“ Tawa yang teramat polos, mengiringi langkah kaki kecilku menyusuri jajakan aspal. Sepanjang hari, sepanjang malam.”
Lantunan lagu sumbang yang keluar dari celah bibirku seakan mampu menemani suara klakson dan deru-deru mesin. Bunyi gemericik dari pipihan tutup botol menambah kebisingan. Hanya beberapa koin atau selembaran uang kertas nominal rendah yang aku inginkan. Namun semua itu terasa begitu mahal. Terkadang bukan koin yang aku dapat, melainkan perlakuan-perlakuan buruk yang sangat merendahkan martabatku sebagai seorang manusia. Dibentak, diusir, dihina, bahkan pernah aku diludahi. Itu sudah jadi resiko bagi orang yang mencari nafkah di jalan sepertiku.
Tanggal 12 bulan ini genap usiaku 15 tahun. Umumnya mereka sebayaku tengah asyik berbagi canda dan tawa dengan teman-teman. Mengais ilmu dengan penuh kecerian di bangku sekolah. Tapi itu kehidupan mereka, bukan kehidupanku. Aku berbeda, sangat berbeda dengan mereka. Ada banyak kesenjangan sosial yang harus aku mengerti dari mereka.
Orang tuaku bukanlah orang berpunya. Sedangkan aku hanya kakak dari seorang adik berusia 5 tahun, Ira. Kami hanya berteduh pada tumpukan kardus yang kumuh dan kotor. Tak ada jendela dengan tirai yang mewah, kami hanya memunyai sebuah karung bekas bungkus beras yang kami temukan di pasar sebagai “gorden”. Kala hujan, kami menggigil kedinginan, sedangkan kala panas kami mengais kepanasan. Itulah hidupku, keluargaku, keluarga kami.
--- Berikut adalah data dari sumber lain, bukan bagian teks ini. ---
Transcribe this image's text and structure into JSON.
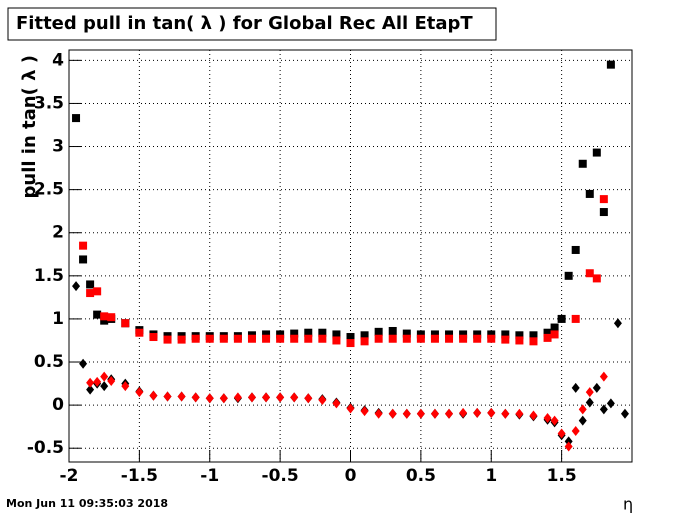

Aku hanya bisa megenyam bangku sekolah hingga kelas 3 SD. Orang tuaku sudah tidak bisa membiayai sekolahku, membelikan seragamku, dan memberi uang sakuku. Keadaan bertambah parah saat mengetahui bahwa ayah lumpuh akibat kecelakaan yang menimpanya 2 tahun silam. Sedangkan ibu, dia terbiasa menjadi buruh angkut di pasar. Tuntutan keadaan memaksaku untuk berprofesi seperti ini, pengamen jalanan.
Meskipun hidupku pahit, aku tak ingin adik kecilku memiliki nasib seperti kakaknya ini. Aku ingin adikku sekolah , mengenyam pendidikan setinggi-tingginya . Apapun akan aku lakukan agar dapat membahagiakan adikku tercinta. Di usianya yang masih sangat muda, dia sudah fasih membaca teks di lembaran Koran yang aku bawa tiap sore. Senang rasanya mendengar cegik tawanya saat membaca dengan nada kepelatan. Sungguh, Dia adalah mutiara bagi kehidupanku yang pelik ini.
“ Jadilah orang yang pintar, dik. Kelak kau yang akan mengubah kehidupan keluarga kita” munajatku setiap kali bersimpuh di atas sajadah.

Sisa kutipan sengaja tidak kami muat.